The Witcher Returns to Action in 3D
February 8, 2011
By John Gaudiosi
Back in 2007, Polish developer CD Projekt Red unleashed the white-haired Geralt of Rivia in an action-packed role-playing game called The Witcher. Over the past three years, a team of 100 has developed a brand new game engine (the original game was built on Bioware’s Aurora engine) and created a more immersive sequel. They’ve also worked with NVIDIA to add stereoscopic 3D support to The Witcher 2: Assassins of Kings for PC gamers with 3D Vision.
“Thanks to the availability of 3D Vision in most of today's PC games, most players can enjoy stereoscopic 3D right in their homes,” said Tomasz Gop, senior producer from CD Projekt Red. “This feature is really becoming more and more popular. The Witcher 2 will feature 3D, we've already tested it, and it adds to the gameplay experience.”
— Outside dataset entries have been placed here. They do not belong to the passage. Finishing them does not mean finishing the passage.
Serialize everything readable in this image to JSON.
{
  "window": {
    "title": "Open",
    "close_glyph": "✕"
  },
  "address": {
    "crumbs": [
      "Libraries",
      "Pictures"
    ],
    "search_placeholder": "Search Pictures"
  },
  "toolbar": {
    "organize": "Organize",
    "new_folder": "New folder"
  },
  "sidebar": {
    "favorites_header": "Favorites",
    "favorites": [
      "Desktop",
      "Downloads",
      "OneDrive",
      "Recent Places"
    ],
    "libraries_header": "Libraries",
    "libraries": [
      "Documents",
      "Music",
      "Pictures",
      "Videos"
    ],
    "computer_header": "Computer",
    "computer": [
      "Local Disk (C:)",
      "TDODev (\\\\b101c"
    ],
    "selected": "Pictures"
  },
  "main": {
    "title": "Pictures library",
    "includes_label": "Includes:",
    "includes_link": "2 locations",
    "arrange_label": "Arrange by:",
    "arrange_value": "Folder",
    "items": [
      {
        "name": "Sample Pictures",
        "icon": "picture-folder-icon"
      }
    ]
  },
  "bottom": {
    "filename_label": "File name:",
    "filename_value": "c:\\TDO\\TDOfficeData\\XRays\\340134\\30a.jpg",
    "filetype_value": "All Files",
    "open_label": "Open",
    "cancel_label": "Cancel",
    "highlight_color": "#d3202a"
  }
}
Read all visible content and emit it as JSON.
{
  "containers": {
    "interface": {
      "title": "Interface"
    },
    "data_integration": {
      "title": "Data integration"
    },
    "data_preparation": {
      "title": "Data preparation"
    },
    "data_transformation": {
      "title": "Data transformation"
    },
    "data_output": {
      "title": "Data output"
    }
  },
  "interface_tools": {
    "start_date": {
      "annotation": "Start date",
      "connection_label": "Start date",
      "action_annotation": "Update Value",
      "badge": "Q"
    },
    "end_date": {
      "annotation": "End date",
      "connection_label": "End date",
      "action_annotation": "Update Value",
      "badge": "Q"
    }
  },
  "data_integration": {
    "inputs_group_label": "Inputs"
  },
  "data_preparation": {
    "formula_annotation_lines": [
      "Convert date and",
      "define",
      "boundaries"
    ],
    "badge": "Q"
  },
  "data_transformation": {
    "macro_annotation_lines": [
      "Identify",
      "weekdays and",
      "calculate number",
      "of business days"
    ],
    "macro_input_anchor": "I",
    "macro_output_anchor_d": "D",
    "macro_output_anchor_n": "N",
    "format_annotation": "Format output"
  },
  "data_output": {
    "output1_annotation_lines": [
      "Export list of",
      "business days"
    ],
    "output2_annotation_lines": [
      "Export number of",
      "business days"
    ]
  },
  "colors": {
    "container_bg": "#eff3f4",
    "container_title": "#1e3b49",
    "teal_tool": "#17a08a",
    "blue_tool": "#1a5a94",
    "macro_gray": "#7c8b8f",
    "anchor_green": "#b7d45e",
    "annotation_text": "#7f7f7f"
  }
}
The core gameplay experience remains intact for fans of the original. The developer allows players to make many choices as they play through the interactive storyline. There are 16 possible endings to the second adventure and many different ways to play. As players make choices – like taking a more stealth approach versus punching and kicking every enemy in sight – the story branches and events diverge. Save a woman from the hands of a torturer and she may not be happy with you if you killed her son earlier in the game, for example. This opens up replay for those wanting to explore all of the possibilities in Geralt’s new adventure, which also looks much better than the original.
“Our programmers worked really closely with NVIDIA engineers, sharing ideas for rendering code together,” said Gop. “There are not too many specialists on renderer programming in Poland. That's why help from NVIDIA had come in really handy and right on time. We managed to do a lot of verifications and testing to make sure there are no bottlenecks in the process. At the later stage of the project, we even got huge help from NVIDIA with compatibility and performance testing.”
Working with NVIDIA – and the new game engine – opened up rich details for GeForce owners. The game offers the traditional dark, torch-lit castle dungeons, but there are huge expansive cities that are fully explorable. Basically, if you see something on screen, you can go there. Gop said his team spent a lot of work creating all of the details in the game. They emphasized quality and consistency within the world so that a dwarven town looks consistent within the game world.
“The story has definitely grown,” said Gop. “Not only in terms of scale (thanks to the streaming system, locations are more open and bigger this time), but also the way we tell it -- it's much more mature.”
The game offers huge battlegrounds for hand-to-hand combat against many foes, including ghost soldiers. There are also huge boss battles with creatures like a fire monster that could turn into a tornado and summon fireballs from the sky.
“Thanks to the performance optimizations, our artists could invest more into data that's being rendered in high-end machines,” explained Gop. “The game is scalable, but on higher-end machines it will contain graphics that are far from being the norm for an RPG game. The game runs smoothly and offers a rock-solid performance with HD resolutions.”
Gop said the combat system is the biggest change in the game. The developer has created a more fluid combat system by refining the clicking-based system that some people complained about with The Witcher. Early feedback from people who tested the game has been really positive, as a result.
“Even though our main goal was to develop the technology that was best for making decent RPGs, we couldn't leave behind all those chances to rewrite the renderer in a reasonable, performance-boosting way,” said Gop. “I don’t think we would have gone so far without NVIDIA’s help.”
Gop said that developing for the PC is a constant process because the bar is being raised as the hardware constantly evolves with new graphics cards from companies like NVIDIA. And together with this evolution there are constantly new ways to further push the envelope of what’s possible with a PC game.
“I think that combining the technology and our attention to detail, we were able to create the RPG that looks better than anything before,” said Gop.
GeForce PC gamers will be able to explore the rich RPG world of The Witcher 2 and enjoy every nook and cranny of these details, along with the new gameplay features and multiple story lines, this year from publisher Atari.